Reprinted below is a statement, issued late today, from the Royal Bank.
Canadian readers of this blog will be aware that Canada's biggest bank has been working through an embarrassing and annoying technological problem. [My Globe colleagues have been writing the heck out of this and I put an item up for CTV national news last Friday on this.] All week long, we've been asking the bank what happened. Don't know if this makes it any clearer to me, but it might to you. I'd like to know, for example, what operating system the application was running on that the bank staff were trying to update. Also of some note: IBM Canada is Royal's biggest technology vendor. At first, we wondered if an IBM product or software was to blame. They were quick to point out — on the record and in no uncertain terms — that IBM was not involved at all. In fact, as the brief below indicates, IBM has been hired to be the independent investigator of the problem.
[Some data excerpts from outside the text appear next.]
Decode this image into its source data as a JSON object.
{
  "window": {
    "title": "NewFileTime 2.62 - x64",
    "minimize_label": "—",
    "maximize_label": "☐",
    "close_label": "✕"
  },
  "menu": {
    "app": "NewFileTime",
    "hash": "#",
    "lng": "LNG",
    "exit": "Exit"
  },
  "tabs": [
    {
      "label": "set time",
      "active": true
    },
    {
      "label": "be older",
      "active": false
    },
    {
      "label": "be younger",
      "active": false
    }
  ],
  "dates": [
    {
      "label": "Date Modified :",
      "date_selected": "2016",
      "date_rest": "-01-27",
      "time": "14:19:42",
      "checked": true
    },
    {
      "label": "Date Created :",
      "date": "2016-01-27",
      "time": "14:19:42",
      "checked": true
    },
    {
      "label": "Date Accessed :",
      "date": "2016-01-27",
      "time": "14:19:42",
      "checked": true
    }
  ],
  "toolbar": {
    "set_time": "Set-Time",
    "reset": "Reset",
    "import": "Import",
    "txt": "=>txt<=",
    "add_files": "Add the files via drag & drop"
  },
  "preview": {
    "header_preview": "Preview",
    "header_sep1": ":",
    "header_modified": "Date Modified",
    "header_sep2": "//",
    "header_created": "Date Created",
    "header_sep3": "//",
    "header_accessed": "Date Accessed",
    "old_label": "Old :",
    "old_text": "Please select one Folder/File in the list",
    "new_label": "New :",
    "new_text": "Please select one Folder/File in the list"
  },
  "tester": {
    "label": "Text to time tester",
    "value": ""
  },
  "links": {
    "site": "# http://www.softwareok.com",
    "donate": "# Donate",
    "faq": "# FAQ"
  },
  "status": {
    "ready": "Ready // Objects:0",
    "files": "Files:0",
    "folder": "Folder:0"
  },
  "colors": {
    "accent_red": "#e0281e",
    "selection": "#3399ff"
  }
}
Here's what the Royal said:
Transaction Processing Disruption – Technology Issue Summary
What caused the problem?
The root cause of the problem was an error made in a program change on Monday, May 31 that surfaced in the early hours of Tuesday morning, June 1.
Our operating procedures require that all program changes undergo thorough testing before entering our production environment and we continue to investigate all aspects associated with this issue, to determine which, if
any, protocols were broken.
We can assure you that this problem was not a result of any information security breach or malicious act by internal or external parties.
Why didn't you go to back-up facilities?
Back up facilities exist in case our primary facility is disabled. As a matter of policy, therefore, all program changes are implemented simultaneously to both the primary and backup facilities Therefore, our back up facility would not have been useful in this case. One of the issues we will investigate as we complete our learnings from this event is whether this policy should be more robust.
Why did it take so long to recover?
The error manifested itself during the Monday-Tuesday overnight system runs.
Once identified early on Tuesday morning, the error was corrected within two hours. However, our recovery was delayed because we had proceeded to launch into end of day production based on incomplete information. Until we were able to conclude that this error did not pose a pervasive risk to other systems, the decision was made to stop production on Tuesday, June 1st. Once production was restarted later on Tuesday, the verification process took longer than expected because two days of transactions needed to be processed
on the same date. This created additional complexity and the requirement for further manual verification of dates, creating additional backlog. In this situation, rather than running the information through the use of our automated tools, we had to manually override the automated scheduling systems and this significantly slowed processing time.
Through Wednesday, June 2, it was our belief that we could catch up to Tuesday's processes by late that evening. This would have allowed us to process Wednesday's data by early Thursday morning and thus to be up to date for the opening of business.
The manual rescheduling interventions also included the decision to give priority to payroll transactions. As a result of this decision and because of additional time delays resulting from a higher level of manual interventions, we were not able to meet our objective and concluded that we would need the weekend to eliminate the backlog.
Paramount in our efforts was the need to ensure the integrity and security of all the data being processed by the system.
How will you ensure that this will not happen again?
With the recovery process behind us, we are now conducting our own exhaustive, internal review of the specific causes and effects associated with this problem. While we continually review our technology and processes and benchmark against other high performing companies, the events of this past week have caused us to initiate an aggressive assessment of potential procedural gaps. In addition, Gordon Nixon, president and chief executive officer has retained the services of IBM to conduct an independent review of the original cause of the problem, our current processes and the recovery procedures that were employed.
A second phase of our investigation will be to ensure that our policies, procedures and technology comply with best practices — a process that will involve input from other institutions in our industry as well as the sharing of our findings regarding best practices.
Our Commitment to Clients:
We apologize for this disruption and realize that we still have work to do to make things right for those who have been impacted by this situation. We appreciate the cooperation of other financial institutions for accommodating clients who have been affected. We are committed to rebuilding the goodwill of our clients and to taking all necessary steps to accomplish this end.